Markers for dopaminergic function, neuroinflammation, oxidative stress and autophagy were assessed in a progressive mouse model of Parkinson’s disease. Pretreatment with TUDCA alleviated dopaminergic neuronal damage, attenuated microglial and astroglial activation, and prevented dopamine and DOPAC (3-4-dihydroxyphenulacetic acid – a metabolite of dopamine³¹) reductions, and reduced protein oxidation and autophagy.³²

Bile acids can be absorbed into circulation and have systemic effects.² TUDCA has extensive therapeutic benefits beyond the hepatobiliary system in, for example, inflammatory metabolic disorders such as atherosclerosis, diabetes, and renal disease.³³

Although considered a vascular disease, reports of diabetic retinopathy have shown that retinal neurons are also affected. TUDCA was shown to notably reduce cell death in cultured retinal neural cells affected by increased glucose concentration, prevented mitochondrial and nuclear release of apoptosis-inducing factor (AIF), and reduced oxidative stress biomarkers.³⁴

Tail vein injection of TUDCA-treated CKD-hMSCs in a CKD murine hindlimb ischemia model led to improvements in blood perfusion ratio, blood vessel formation, kidney recovery, and limb salvage, suggesting a promising new intervention that addresses cardiovascular problems and CKD in patients.³⁵

Orally ingested TUDCA is able to cross the blood-brain barrier to reach neuronal tissue and to prevent cell death.³⁶ Though further human studies need to be conducted, evidence continues to mount in support of its potential clinical application as part of a therapeutic approach to the treatment of neuroinflammatory and neurodegenerative conditions.

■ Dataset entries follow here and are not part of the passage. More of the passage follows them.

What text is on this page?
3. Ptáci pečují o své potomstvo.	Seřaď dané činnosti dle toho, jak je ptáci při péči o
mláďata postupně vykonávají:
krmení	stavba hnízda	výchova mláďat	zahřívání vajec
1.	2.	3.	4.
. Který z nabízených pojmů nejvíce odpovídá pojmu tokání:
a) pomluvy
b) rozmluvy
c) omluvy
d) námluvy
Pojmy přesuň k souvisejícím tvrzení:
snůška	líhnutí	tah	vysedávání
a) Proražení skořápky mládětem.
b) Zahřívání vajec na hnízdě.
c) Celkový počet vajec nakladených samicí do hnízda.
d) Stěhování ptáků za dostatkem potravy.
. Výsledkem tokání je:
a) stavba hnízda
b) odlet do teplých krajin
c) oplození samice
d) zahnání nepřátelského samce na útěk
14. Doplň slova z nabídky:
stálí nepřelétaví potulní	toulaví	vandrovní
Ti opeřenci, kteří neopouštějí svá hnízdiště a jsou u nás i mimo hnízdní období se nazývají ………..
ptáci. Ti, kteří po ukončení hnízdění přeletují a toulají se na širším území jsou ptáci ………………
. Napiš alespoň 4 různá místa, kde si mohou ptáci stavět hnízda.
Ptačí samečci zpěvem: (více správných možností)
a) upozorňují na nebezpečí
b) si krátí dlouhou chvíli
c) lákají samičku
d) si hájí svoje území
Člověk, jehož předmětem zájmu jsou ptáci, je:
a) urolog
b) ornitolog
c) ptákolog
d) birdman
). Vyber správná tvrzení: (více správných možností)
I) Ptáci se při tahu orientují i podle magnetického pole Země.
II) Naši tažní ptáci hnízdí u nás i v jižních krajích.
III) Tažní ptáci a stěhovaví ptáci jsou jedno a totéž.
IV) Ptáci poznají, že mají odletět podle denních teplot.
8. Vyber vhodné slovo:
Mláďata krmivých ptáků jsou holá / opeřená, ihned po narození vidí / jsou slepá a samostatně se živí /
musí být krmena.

Dr. Elizabeth (Liz) Sutherland began her undergraduate degree at the University of Cambridge in Classics and finished it at Tufts University with a BS in Biopsychology. She earned her doctorate in naturopathic medicine (ND) from National University of Natural Medicine (NUNM), in Portland, OR, after which she completed post-doctoral research fellowships at the Kaiser Permanente Northwest (KPNW) Center for Health Research (where she subsequently became the first KPNW Research Associate to hold an ND degree) and the University of Arizona College of Medicine. She also earned a Certificate in Human Investigations for clinical trials at Oregon Health and Science University. Dr. Sutherland has served as co-investigator on a number of NIH-funded studies and is primary author or co-author on multiple peer-reviewed publications. She was Chair of the Institutional Review Board at NUNM, and also taught and redesigned the Mind-Body medicine curriculum. Currently, Dr. Sutherland serves as Vice President of Continuing Education Compliance for AARM, and editor in chief of the Journal of Restorative Medicine. In addition, she helps physicians and scientists from several wellness and medical disciplines write grant proposals, books, and manuscripts for submission to academic journals.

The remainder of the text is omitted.